As that ditty suggests, The Hostage is as much in the tradition of British Music Hall as in the lineage of Irish drama. Frequently, songs or lively dances disrupt the flow of dialogue. At times, music and choreography seem about to derail the narrative. In every case, they prove to enhance the audience's grasp of Behan's characters and his imaginative universe.
Moore has assembled a cast that does as much justice to the songs, dances, and Music Hall blarney as to the poignant sections of Behan's drama. Many of the actors are familiar from prior Irish Rep productions--among them, Terry Donnelly, Jacqueline Kealy, Denis O'Neill, Ciarán O'Reilly, Ciarán Sheehan, James A. Stephens, and Elizabeth Whyte. The individual performances, though by-and-large admirable, are far less noteworthy than the ensemble which, more than the sum of its parts, is a juggernaut of compelling motion and sound.

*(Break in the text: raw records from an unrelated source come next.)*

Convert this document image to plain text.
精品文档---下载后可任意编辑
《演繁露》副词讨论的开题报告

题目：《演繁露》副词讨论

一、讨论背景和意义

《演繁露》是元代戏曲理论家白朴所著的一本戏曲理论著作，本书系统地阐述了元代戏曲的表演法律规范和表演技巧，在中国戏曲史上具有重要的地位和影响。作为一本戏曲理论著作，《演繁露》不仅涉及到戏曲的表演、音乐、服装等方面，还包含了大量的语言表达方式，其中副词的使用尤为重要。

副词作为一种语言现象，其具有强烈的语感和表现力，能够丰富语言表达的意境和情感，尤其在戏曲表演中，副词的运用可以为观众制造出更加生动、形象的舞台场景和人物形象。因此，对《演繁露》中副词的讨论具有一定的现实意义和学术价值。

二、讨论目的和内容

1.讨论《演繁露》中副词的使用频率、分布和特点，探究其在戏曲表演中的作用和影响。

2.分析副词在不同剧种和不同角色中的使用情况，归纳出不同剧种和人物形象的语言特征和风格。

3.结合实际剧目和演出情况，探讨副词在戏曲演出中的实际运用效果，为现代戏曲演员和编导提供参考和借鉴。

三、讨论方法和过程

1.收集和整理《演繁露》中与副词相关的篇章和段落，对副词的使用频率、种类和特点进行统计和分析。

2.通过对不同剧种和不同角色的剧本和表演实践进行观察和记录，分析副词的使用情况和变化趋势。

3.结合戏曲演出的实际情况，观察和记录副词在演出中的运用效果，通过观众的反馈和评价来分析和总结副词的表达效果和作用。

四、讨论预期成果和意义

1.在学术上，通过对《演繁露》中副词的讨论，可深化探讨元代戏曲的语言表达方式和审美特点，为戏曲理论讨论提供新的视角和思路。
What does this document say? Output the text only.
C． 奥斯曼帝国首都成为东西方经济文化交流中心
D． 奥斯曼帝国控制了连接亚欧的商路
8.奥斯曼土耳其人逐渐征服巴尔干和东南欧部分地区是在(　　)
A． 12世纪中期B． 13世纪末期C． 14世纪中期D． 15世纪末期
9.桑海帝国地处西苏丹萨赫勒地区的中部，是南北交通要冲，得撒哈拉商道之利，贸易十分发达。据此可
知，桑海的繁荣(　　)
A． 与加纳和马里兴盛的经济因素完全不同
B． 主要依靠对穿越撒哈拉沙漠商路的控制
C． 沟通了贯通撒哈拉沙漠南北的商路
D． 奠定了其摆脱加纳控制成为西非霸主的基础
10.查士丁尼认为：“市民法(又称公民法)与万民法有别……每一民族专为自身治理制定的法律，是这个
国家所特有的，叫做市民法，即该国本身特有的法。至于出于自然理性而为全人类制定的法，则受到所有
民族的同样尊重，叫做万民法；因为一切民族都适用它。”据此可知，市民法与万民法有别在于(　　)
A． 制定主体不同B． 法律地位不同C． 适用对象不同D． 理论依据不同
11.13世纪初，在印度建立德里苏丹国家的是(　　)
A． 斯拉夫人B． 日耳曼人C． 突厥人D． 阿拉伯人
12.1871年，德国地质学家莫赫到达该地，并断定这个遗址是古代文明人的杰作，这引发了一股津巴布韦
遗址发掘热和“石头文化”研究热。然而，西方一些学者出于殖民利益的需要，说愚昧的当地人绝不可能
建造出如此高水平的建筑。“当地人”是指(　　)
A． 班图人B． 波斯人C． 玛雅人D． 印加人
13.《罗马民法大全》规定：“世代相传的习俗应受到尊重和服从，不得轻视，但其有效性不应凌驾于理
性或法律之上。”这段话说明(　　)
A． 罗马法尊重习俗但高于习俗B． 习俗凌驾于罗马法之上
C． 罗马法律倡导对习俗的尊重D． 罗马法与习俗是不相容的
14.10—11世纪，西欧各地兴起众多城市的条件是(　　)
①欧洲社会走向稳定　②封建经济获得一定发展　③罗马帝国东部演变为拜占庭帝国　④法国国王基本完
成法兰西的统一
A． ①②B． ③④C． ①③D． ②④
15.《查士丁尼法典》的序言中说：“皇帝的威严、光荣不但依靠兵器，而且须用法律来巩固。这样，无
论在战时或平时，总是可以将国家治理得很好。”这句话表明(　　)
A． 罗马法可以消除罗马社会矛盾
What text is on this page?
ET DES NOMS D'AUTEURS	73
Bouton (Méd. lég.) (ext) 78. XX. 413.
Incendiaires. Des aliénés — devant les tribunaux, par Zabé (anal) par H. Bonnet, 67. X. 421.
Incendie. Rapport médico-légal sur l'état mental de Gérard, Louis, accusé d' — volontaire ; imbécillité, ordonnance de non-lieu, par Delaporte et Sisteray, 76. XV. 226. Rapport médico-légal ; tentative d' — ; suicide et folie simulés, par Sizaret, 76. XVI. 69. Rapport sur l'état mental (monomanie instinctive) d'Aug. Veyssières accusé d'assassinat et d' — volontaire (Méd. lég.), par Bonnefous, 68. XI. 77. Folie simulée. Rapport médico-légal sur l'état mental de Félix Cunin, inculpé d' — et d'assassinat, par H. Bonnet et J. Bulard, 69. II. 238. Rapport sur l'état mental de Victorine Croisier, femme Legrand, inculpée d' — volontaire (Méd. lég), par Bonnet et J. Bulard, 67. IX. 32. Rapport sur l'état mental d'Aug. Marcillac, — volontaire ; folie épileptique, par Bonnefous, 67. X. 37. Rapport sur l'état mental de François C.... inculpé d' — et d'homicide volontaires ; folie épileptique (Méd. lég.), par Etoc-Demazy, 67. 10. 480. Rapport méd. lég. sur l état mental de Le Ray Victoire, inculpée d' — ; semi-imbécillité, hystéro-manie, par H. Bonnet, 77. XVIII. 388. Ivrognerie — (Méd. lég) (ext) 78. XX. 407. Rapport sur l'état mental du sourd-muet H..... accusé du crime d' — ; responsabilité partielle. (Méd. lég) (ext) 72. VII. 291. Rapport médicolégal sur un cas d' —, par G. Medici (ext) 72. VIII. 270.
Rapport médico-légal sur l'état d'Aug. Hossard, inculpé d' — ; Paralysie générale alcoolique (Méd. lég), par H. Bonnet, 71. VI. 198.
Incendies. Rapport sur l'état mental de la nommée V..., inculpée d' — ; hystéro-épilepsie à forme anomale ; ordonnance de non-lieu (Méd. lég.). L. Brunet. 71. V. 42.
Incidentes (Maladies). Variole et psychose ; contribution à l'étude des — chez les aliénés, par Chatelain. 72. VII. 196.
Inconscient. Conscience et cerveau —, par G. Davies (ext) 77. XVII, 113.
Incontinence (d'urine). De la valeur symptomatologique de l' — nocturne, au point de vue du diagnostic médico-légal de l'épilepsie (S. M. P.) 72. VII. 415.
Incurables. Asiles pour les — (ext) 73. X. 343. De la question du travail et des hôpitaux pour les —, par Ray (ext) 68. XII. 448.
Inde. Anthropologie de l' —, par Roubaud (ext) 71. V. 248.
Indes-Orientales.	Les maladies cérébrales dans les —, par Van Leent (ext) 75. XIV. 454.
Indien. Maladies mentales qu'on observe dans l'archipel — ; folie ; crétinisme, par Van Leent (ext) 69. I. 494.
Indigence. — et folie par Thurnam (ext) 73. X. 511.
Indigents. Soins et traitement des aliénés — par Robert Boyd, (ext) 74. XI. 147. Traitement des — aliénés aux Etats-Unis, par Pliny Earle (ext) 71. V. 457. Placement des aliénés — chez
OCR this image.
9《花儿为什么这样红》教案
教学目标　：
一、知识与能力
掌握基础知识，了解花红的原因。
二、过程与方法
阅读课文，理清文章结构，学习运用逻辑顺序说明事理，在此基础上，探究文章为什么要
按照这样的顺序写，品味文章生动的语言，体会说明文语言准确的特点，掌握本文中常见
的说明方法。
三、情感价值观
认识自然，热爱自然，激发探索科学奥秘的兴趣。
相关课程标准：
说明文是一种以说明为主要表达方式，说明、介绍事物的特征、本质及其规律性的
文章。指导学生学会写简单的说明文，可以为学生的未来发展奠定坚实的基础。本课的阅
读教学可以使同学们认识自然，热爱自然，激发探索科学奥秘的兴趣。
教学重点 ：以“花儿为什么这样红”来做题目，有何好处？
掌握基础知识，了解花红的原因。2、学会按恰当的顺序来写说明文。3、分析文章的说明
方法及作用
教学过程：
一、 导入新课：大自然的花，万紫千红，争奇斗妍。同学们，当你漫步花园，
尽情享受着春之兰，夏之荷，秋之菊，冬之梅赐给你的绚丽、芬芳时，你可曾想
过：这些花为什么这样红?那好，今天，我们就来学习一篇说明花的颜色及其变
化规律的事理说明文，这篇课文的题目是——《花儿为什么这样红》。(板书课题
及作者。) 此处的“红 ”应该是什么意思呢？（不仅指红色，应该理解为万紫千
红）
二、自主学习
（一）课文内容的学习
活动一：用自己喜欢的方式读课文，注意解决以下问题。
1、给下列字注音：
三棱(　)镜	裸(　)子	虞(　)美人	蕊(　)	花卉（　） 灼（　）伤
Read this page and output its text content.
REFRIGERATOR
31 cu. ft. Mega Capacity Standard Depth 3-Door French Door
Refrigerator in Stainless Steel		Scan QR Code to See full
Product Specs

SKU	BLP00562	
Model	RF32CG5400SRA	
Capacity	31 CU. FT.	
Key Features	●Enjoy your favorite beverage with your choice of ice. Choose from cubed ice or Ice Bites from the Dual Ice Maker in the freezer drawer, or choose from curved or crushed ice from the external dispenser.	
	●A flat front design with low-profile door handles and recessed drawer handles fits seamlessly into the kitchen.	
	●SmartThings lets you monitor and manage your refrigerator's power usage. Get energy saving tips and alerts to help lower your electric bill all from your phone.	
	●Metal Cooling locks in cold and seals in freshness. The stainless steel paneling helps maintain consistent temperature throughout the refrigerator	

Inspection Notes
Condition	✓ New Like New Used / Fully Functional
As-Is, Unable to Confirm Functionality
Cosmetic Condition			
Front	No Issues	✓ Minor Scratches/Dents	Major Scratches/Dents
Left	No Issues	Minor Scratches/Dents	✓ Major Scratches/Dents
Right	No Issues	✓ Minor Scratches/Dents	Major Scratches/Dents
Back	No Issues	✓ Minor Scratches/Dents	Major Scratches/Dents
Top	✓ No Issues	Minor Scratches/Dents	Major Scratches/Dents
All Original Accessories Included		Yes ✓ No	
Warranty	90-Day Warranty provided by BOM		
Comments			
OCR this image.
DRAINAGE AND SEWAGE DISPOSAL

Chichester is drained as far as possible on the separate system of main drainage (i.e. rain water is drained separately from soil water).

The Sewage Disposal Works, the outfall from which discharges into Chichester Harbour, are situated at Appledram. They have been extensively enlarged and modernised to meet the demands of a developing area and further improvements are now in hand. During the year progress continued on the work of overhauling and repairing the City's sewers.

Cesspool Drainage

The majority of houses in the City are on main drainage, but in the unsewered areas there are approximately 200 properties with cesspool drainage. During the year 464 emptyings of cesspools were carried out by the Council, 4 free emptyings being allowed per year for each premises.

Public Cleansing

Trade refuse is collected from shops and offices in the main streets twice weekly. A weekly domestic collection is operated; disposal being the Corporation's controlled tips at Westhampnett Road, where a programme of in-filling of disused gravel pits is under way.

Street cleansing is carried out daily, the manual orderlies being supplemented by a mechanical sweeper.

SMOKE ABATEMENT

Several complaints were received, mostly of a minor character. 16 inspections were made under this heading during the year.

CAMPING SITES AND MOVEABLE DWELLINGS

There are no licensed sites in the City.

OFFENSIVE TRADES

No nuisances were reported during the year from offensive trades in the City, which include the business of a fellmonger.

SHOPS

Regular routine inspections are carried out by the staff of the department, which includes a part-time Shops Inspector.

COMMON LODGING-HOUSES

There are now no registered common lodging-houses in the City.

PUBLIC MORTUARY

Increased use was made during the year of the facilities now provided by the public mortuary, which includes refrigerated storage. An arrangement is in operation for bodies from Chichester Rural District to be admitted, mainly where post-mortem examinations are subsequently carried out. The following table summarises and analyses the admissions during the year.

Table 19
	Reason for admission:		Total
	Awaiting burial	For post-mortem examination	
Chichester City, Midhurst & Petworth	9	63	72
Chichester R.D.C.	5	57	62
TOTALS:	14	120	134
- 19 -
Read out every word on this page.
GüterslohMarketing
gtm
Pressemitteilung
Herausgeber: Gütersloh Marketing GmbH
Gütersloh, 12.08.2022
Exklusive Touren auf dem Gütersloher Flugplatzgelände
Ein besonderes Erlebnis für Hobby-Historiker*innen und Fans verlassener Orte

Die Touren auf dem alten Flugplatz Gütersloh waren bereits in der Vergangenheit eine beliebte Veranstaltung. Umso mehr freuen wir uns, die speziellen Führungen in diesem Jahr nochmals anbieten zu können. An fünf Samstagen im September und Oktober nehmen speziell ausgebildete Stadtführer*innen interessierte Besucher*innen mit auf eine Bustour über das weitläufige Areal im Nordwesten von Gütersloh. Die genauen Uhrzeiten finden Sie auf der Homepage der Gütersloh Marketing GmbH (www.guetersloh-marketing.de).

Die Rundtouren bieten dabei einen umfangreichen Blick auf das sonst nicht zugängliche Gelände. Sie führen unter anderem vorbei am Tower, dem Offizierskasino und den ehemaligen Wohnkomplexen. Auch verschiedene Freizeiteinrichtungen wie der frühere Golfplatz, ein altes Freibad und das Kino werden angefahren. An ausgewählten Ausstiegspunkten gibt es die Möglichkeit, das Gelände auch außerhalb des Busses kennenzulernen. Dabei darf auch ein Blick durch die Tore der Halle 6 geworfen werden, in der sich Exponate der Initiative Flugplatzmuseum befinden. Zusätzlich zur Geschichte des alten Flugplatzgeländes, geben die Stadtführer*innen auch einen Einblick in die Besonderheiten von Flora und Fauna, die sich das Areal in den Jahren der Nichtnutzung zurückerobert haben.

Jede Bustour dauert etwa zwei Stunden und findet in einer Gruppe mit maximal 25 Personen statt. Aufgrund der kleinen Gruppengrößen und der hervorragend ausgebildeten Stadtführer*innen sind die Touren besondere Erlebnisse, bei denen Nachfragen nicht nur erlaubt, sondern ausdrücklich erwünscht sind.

Erik Singer, an American alumnus of Webber Douglas Academy of Dramatic Art in London, makes a propitious New York debut in the title role. Singer interprets Leslie Williams, the English soldier, as a curious alloy of adolescent diffidence and schoolboy cheek. With a face as sensitive and raw as a new wound, Singer nails the characterization before uttering his first line of dialogue. When the actor speaks, he does so in flawless dialect, combining youthful enthusiasm, earnest bravery, and a little wisdom of the streets.
Derdriu Ring, as Teresa, the convent girl turned chambermaid who gives her heart and virginity to the hostage, is Singer's peer. She benefits, however, from having a role that's more amply written and that carries less symbolic baggage than Singer's. The relationship between Leslie and Teresa is the most schematic part of the play and a bit hackneyed; but the two young actors have sufficient technique and are able to muster the chemistry necessary to make Behan's working class Juliet and Romeo fresh and convincing.
The Irish Rep's auditorium on West 22nd Street, though nicely renovated several seasons ago, is cramped and oddly configured, with two banks of seats perpendicular to each other and separated by an imposing column (presumably integral to the building's structure). The company's productions, which are forced to maneuver around that inconvenient column, often fit awkwardly between the two sections of spectators. For The Hostage, Moore and stage designers Eugene Lee and N. Joseph DeTullio manage to use the ungainly playhouse effectively and in a way that suits Behan's unconventional material.
The stage set represents the flophouse lounge, a bedroom and toilet, and a staircase to the upper floors. Moore keeps the whole cast visible to the audience throughout the evening, with actors playing their scenes mostly at center stage while the other members of the company lounge in an adjacent "room," on the stairs, or at the periphery of the stage, observing the scenes they're not in. This creates an atmosphere of Brechtian theatricality that suits the Music Hall and absurdist aspects of The Hostage but doesn't preclude the audience empathizing with Behan's drama of vengeance and reconciliation.